San Francisco's Chinatown likes to boast that it is the biggest one there is outside of Asia. Still, just spend a little time walking the beat with San Francisco police Officer William Ma and suddenly the neighborhood of 35,000 seems very small.
As in, small-town small.
Every few feet, Ma runs into someone he knows.
"Every time we walk they say, 'Hi,'" said Ma, who has been assigned to Chinatown's Central Station for most of his three-year career on the force. "We talk to people, greet them by their first name."
It is, Ma said, his dream job – the kind of policing that's not just catching the bad guys but making sure their victims feel taken care of.
"If they're not getting treated right, they are getting re-victimized," Ma said.
There could be no better example of that, too, than what happened in Chinatown in early July.
Three of Ma's fellow officers responded to a call and discovered a 62-year-old Chinese-speaking woman who had, apparently, been abandoned by her family.
Knowing that Ma spoke both Mandarin and Cantonese, they called him on his day off to ask for his assistance.
"It was actually really sad," Ma said. "When we FaceTimed, she didn't even know she had been abandoned. She asked me, 'Hey, when can I go home?'"

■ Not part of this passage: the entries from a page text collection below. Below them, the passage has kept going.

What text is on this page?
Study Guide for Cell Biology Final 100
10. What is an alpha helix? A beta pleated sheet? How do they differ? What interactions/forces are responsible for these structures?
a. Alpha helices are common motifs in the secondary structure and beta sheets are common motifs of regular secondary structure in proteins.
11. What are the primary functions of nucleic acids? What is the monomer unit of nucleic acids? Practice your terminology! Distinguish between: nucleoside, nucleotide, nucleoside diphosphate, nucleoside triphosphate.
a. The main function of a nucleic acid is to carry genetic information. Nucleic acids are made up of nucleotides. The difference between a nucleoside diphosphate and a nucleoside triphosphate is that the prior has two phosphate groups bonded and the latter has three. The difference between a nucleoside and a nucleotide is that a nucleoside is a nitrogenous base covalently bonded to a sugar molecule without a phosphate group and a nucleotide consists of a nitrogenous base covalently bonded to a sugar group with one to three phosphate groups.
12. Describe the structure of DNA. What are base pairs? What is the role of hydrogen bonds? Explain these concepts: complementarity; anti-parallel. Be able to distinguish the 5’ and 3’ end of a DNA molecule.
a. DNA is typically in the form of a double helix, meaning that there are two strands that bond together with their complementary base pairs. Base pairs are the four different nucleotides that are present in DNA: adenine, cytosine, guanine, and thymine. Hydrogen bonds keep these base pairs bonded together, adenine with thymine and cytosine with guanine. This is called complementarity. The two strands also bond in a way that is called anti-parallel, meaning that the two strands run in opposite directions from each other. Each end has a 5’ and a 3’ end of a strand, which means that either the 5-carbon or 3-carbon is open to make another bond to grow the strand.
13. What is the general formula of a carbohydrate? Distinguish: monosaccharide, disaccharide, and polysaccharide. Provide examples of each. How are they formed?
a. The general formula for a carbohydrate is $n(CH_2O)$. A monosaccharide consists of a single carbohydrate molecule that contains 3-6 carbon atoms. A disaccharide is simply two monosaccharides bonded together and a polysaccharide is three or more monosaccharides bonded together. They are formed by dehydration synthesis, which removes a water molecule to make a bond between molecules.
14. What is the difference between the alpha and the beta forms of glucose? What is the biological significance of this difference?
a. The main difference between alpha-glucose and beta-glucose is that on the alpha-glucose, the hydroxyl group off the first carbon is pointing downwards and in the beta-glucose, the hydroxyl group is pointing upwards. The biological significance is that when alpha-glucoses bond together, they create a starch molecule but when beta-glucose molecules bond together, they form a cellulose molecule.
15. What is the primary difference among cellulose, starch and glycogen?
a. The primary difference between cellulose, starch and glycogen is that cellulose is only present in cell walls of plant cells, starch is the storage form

"How could someone do that? When that happens, that grandma becomes everyone's grandma," Ma said.
At that point, it seems that all of Central Station and many others in the community sprang into action. Ma said close to 100 phone calls were placed in just a few hours to try to find housing for the woman.
"The last resort was to bring her to a homeless shelter," Ma said. "But for an old Chinese grandma who doesn't speak English, has all her belongings in a garbage bag, using a walker, that is the very last place we want to put her."
Thanks to all that effort, though, they didn't have to.
A local nonprofit, Self Help For The Elderly, was able to provide a hotel room for a couple of nights and then long-term housing after that.
What's more, Ma and his partner, Officer Loren Chiu, stop by almost every day to make sure the woman has what she needs and to make sure she doesn't feel alone anymore.
"I like to think of all the Chinatown grandmothers as my grandma. This is one more to the list," Ma said.